Cette maison qui n’abrite aucun homme, sinon de façon provisoire, pourrait rappeler celle de Bernarda Alba, de Lorca, mais ici, la magie l’emporte sur la tragédie, et l’étouffement cède la place à l’ouverture au monde. Le flou de la brume qui occulte les contours se nomme la panse de l’âne, une image venue des Indiens. Dans cette ancienne ferme la sériciculture, dont subsistent encore des traces, permet de catégoriser l’humanité en deux grandes espèces, les papillons et les vers à soie. Nous sommes initiés à un univers de mues et de métamorphoses, emblématisées par le serpent et le bombyx. L’auteur tresse un jeu d’échos et de correspondances, qui émanent de sa vision poétique. La récurrence des constellations ponctue le récit. Nina et Gabriele, pendant la nuit de San Lorenzo, celle du film des frères Taviani, tentent de distinguer les étoiles des planètes. « Plus tard, dans la chambre, alors que nous dormions enlacés, l’une des étoiles en plastique phosphorescent qu’il avait collées au plafond pour dessiner la Grande Ourse nous était tombée dessus, nous réveillant en sursaut. » Comme dans le recueil de nouvelles d’Italo Calvino, « Cosmicomics », le cosmique côtoie ici le comique. L’humour, en effet, n’est jamais loin.

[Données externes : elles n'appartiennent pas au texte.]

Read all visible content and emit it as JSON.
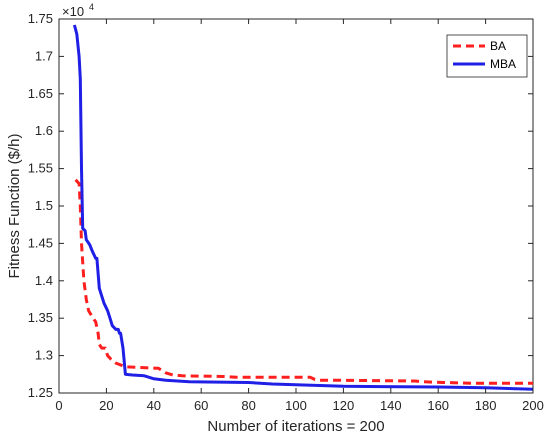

Le texte se tisse de références multiculturelles, avec ce « quariwumi » dont le sexe change à la pleine lune, ou l’histoire d’Epiménide, et de fragments de langues étrangères, de la Méditerranée au Nouveau Monde, dialecte lombard mêlé à l’italien, espagnol, quechua… »Llaki, llaki mamay, paris paris palomitay », dit la berceuse de Pilar qui résonne comme une incantation. Il joue aussi sur diverses formes, hésitant parfois entre recettes de cuisine et grimoire de sorcières, comptine et poème, qui insufflent au romanesque sa dimension poétique. Il revisite les mythes antiques, les inverse parfois, comme avec cette sirène attachée au mât d’un navire, ou les mêle aux mythologies andines.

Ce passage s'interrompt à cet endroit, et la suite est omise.